Green Beans with Toasted Garlic

It's really MUCH more delicious than it sounds.

Eating healthier is part of the quest of running better to run better with our dogs.
Once in a (very) great while, I like to capture for the record one of the dishes I've tried that's both heathy and tastes really good.

This is a recipe I found in the July issue of Cooking Light Magazine -- in general, a highly recommended source if you like to cook from a fresh, interesting perspective.

This particular recipe features height-of-summer, fresh-picked green beans shot through with skillet-toasted garlic. Before you make the "eeww" face, consider that toasting brings out the sweetness of garlic and tones down the tang.
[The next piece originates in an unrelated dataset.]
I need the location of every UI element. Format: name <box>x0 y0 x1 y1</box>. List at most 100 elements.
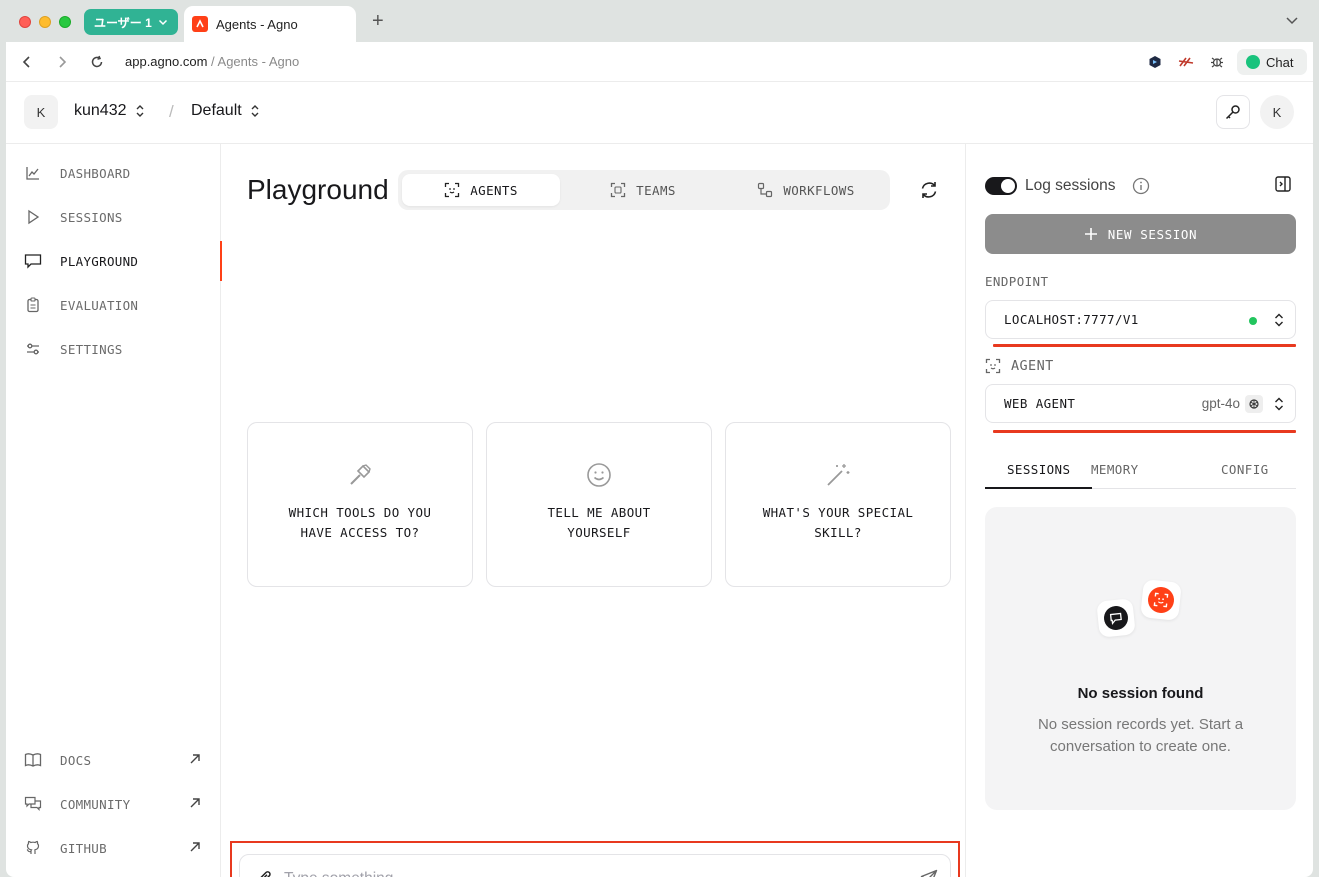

The result will really surprise you. Suggest you stick with very fresh, raw garlic, not the kind in a jar. The slices hold up to toasting better and fresher is just, well, sweeter!

Without further adieu, here is the recipe for your end of summer dining pleasure.

Green Beans with Toasted Garlic

1 pound green beans
2 teaspoons butter
1 teaspoon olive oil
4 garlic cloves, thinly sliced
1/4 teaspoon salt
1/4 teaspoon black pepper

1. Bring large saucepan of water to a boil. Add beans, cook 5 minutes. Rinse with cold water. Drain.
2 Heat a large skillet over medium-high heat. Add butter and oil; swirl until butter melts. Add garlic; saute' 30 seconds. Remove garlic; set aside. Add beans; sprinkle with salt and pepper. Cook 2 minutes, tossing frequently. Top with garlic. Yield: 4 servings. (serving size about 1 cup)

Calories: 67, Fat 3.2 g, Protein 2.3 g, Carb 9.2 g, Fiber, 4 g, Chol 5 mg, Iron 1.3 mg, Sodium 169 mg, Calc 49 mg.